= Lenny Feinberg =

American film producer

Lenny Feinberg is an American movie producer, real estate investor, and owner of MAJ Productions, a documentary film production company based in Philadelphia, Pennsylvania. Feinberg has been active as a documentarian since the mid-2000s, when he executive produced his first film, The Art of the Steal.

Feinberg also produced the film Black and White and Dead All Over in 2013. In 2015, he began production on his third film, Father's Kingdom, for which he is also acting as director.

== Films ==

=== The Art of the Steal ===

Released in 2009 by MAJ Productions, The Art of the Steal is a documentary film detailing the controversial move of the Barnes Foundation, a private art collection valued at $25 billion, from Merion, Pennsylvania to Philadelphia, Pennsylvania. The film was an official selection at the Toronto International Film Festival, New York Film Festival, and AFI Film Festival, and was also picked up by IFC Films for U.S. theatrical distribution, grossing $541,027.

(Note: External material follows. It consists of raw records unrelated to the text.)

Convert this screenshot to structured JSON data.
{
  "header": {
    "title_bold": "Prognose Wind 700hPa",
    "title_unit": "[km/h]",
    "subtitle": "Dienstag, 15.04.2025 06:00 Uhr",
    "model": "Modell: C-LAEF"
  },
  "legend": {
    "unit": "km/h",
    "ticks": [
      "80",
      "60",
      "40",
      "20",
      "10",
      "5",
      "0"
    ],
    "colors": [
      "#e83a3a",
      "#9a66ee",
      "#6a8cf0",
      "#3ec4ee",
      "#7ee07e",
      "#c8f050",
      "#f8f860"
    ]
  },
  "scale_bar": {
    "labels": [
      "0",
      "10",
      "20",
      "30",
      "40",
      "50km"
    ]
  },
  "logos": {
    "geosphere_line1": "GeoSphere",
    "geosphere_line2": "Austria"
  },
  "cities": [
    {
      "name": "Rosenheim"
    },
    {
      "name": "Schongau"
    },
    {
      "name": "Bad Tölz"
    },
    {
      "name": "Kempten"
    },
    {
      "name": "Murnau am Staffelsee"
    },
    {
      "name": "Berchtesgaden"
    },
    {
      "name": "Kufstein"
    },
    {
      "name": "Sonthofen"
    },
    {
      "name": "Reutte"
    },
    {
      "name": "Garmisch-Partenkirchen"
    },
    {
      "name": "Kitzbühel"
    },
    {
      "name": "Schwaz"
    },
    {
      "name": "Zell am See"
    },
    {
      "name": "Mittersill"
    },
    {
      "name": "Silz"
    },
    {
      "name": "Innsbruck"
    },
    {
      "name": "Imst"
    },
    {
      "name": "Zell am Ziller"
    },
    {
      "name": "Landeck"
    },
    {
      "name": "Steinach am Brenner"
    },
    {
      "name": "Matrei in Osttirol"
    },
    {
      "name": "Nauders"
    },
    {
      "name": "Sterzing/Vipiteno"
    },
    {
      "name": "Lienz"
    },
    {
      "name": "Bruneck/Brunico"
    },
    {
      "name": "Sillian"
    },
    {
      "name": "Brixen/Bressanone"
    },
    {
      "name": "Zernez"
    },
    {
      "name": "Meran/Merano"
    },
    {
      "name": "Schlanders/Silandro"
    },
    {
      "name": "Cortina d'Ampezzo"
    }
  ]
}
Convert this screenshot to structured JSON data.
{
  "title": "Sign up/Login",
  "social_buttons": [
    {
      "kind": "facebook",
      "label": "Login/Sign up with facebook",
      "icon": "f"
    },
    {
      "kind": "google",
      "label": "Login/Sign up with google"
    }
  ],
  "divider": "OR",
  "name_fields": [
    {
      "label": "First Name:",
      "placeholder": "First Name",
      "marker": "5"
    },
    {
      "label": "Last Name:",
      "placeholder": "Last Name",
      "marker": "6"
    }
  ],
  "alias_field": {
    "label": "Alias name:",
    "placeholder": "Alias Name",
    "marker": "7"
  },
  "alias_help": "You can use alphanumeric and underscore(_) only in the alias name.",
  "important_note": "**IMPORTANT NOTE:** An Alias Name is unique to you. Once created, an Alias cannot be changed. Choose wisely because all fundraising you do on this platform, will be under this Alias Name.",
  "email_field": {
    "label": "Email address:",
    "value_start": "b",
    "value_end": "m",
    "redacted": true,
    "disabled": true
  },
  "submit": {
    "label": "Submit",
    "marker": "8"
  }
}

A student at the Barnes Foundation in his youth, Feinberg said in an interview with Bloomberg News that he believed the collection's move was part of a "nonprofit corporate takeover" by the Pew Charitable Trusts, the Annenberg Foundation, and the Lenfest Foundation. The film portrayed the nonprofits as colluding with Philadelphia and Pennsylvania public officials to wrest control of the Barnes from Lincoln University and circumvent the wishes of Albert Barnes, founder of the Barnes Foundation, whose will stated that the collection’s art was not to be moved.

In an interview with the San Francisco Chronicle, Feinberg stated that he “stewed” over the relocation of the collection and enlisted Philadelphia documentarian Dan Argott and producer Sheena Joyce to create the film over two years. Philadelphia magazine would later report that Feinberg and Argott had a falling out after the release of the film, stemming from a dispute over production credits. IMDb credits Argott as director of the film, Joyce as producer, and Feinberg as executive producer.

The film was criticized by officers of the Barnes Foundation as biased, with president Derek Gillman telling The New York Times, "It was made by people hostile to the move and ... that's why we didn't cooperate with the filmmakers."

=== Black and White and Dead All Over ===

In 2013, Feinberg partnered with director Chris Foster to create the film Black and White and Dead All Over. The documentary investigates the demise of American print journalism through interviews with a collection of Pulitzer Prize-winning journalists, and also follows bankruptcy proceedings of the Philadelphia Daily News newspaper.

The film garnered official selections at the San Antonio Film Festival and DC Labor Film Festival. It was also screened at Washington, D.C.'s Newseum and was aired on several PBS affiliates nationwide.
Black and White and Dead All Over was criticized in a Philadelphia magazine op-ed by Larry Platt, a former editor of The Daily News. Platt admonished Feinberg for the film's criticisms of his efforts as editor, stating, "Time and again throughout Black & White, Feinberg thinks he's revealing one thing, when he's actually modeling industry-wide denial and allergy to change." Platt was negatively portrayed in the film. He was released from both Philadelphia Magazine and The Philadelphia Daily News.

=== Father's Kingdom ===

According to the official website of MAJ Productions, Feinberg is nearing completion on Father's Kingdom, a documentary about the Reverend M. J. Divine, a 20th-century American religious leader known as Father Divine.

Father's Kingdom had its World Premiere on November 11, 2017 in the DOC NYC Film Festival at the IFC Theater. FATHER'S KINGDOM has appeared in the following Film Festivals: DOC NYC, Big Sky Documentary FF, Maryland FF, Cleveland International FF, Dances With Films, March On Washington FF, Charlotte Black FF, San Francisco Black FF, DOCUTAH FF, Salem FF, Sarasota FF, RiverRun FF, Sidewalk FF

Father’s Kingdom became available on Stars September 1, 2019.

== Personal life==
Feinberg was identified in the Pittsburgh Post-Gazette as living in Bryn Mawr, a census-designated place in Lower Merion Township, Pennsylvania, the municipality where the Barnes Foundation was originally located. Prior to his foray into film, Feinberg was a successful real estate investor, allowing him to bankroll the films.

Feinberg studied the Dramatic Arts at Franconia College and worked as an assistant to producer and director Otto Preminger before later being employed in the CBS Network's Research and Development Department.